When they get to the house, Sakura and Lee let themselves in.
"Lee!" Gai-sensei exclaims upon seeing them, beaming. Lee leans down give his teacher an affectionate kiss to his temple and in return Gai-sensei pulls him down for a smacking kiss on the cheek before he takes Sakura's hand and beams up at her. "It is always a delight to see you, Sakura!" he says, even though he sees Sakura every day. His eyes flicker past her. "Tenten couldn't make it?"
"No, sadly," she tells him with a smile. Despite herself, she finds herself scanning Gai-sensei for any signs of pain from overstraining himself. She tries to convince herself it is just professional due diligence, but she knows also that she will never quite shake the memories of Lee in tears and clutching her wrist, telling her that something was wrong, that she needed to check on Gai-sensei right away; the wreckage of the room when she arrived, the hole in the wall marked with Chidori burns and Kakashi suspiciously absent; Gai-sensei's tired, wan face and the quiet rasp of his voice as he told her it was his fault.
"Ah well!" he says now, cheerfully but looking a little disappointed. "Next time, then. Just as well. I'm sorry to say that we're not having curry today as I promised."
Kakashi comes suddenly into view, arms crossed over his chest. He is wearing the stupid apron. "We can't eat curry every day," he says sternly.
"Yes, yes," Gai-sensei says, rolling his eyes. "Don't nag, Rival."

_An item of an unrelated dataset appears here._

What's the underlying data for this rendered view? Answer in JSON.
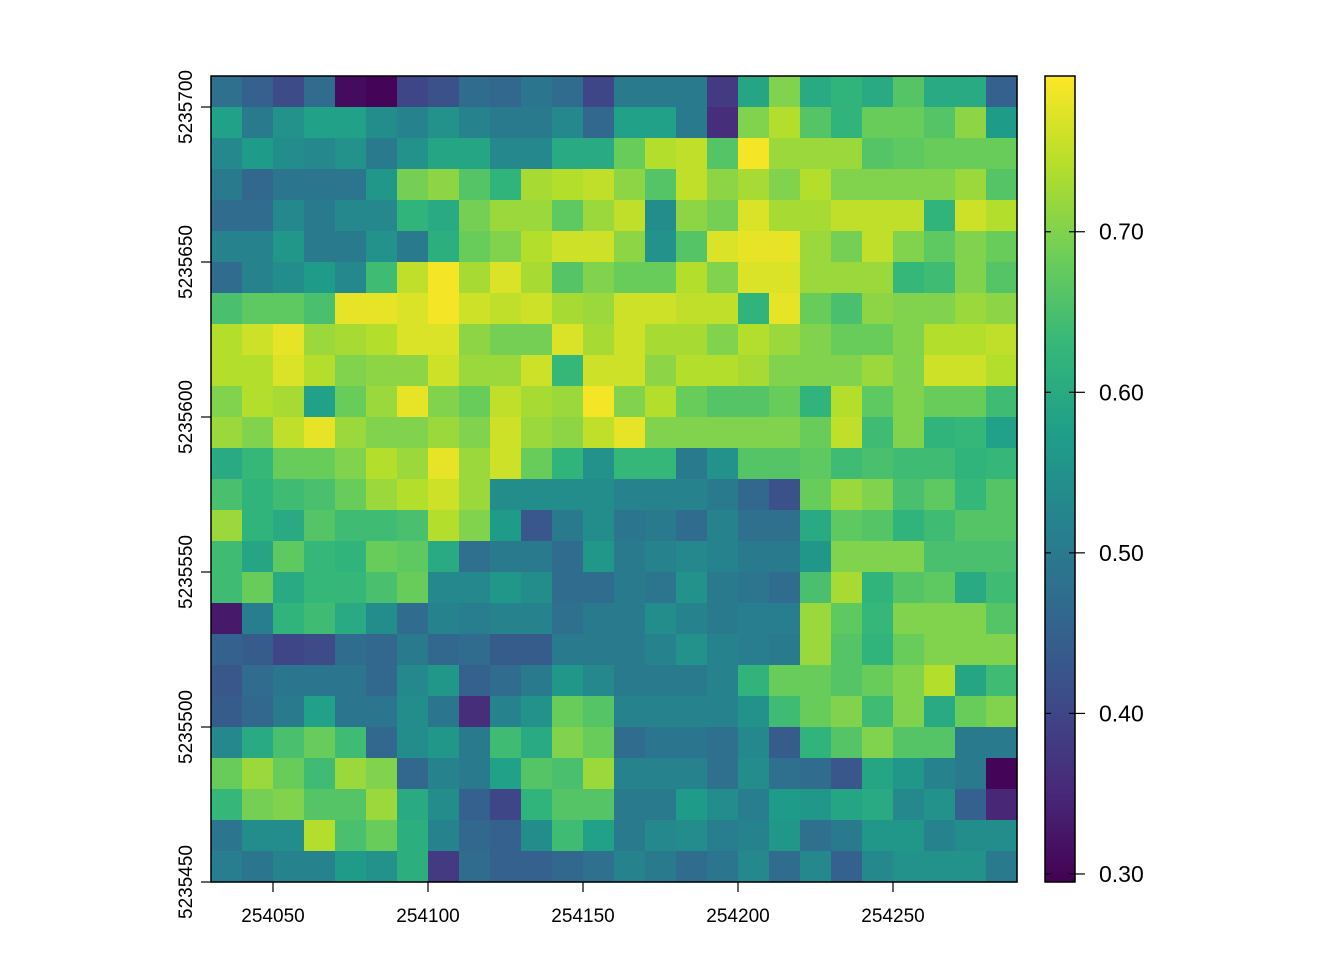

"I don't nag," Kakashi says, which is a lie. It might have been true once, back when it might have mattered, back when Sakura might have needed him to be more concerned with her welfare and her well-being, but Kakashi in his semi-retirement has become a more overbearing nag than Sakura's own mother, which is really saying a lot.
Gai-sensei is rolling his eyes, but Sakura has seen this scene enough times to know how to cut it short. She hands Kakashi the empty bento box and tells him, "You really outdid yourself today. It was delicious."
Kakashi perks up. "I tried a new marinade," he says. "Sasuke liked it too. I think I'm going to try it again, maybe tinker with it a little next time."
"What did you do to the vegetables to make them so fragrant?" Sakura asks, honestly curious. She's not a huge fan of cooking, but she knows enough about it to talk about it.
She doesn't have to engage like this. She usually doesn't, but sometime between the morning and now it occurred to her that maybe she'd lashed out a little about the fact that Kakashi can be gentle too late for it to do her any good, but Kakashi doesn't deserve it. He can't help who he used to be any more than she can.
Lee and Gai-sensei have already wandered off to plot about how to help Tenten if the business bureau keeps putting it off. A possible petition to the Hokage herself is being discussed loudly.
Kakashi smiles at her, both eyes open and crinkling at the corners.
"Come on," he says. "Let me show you."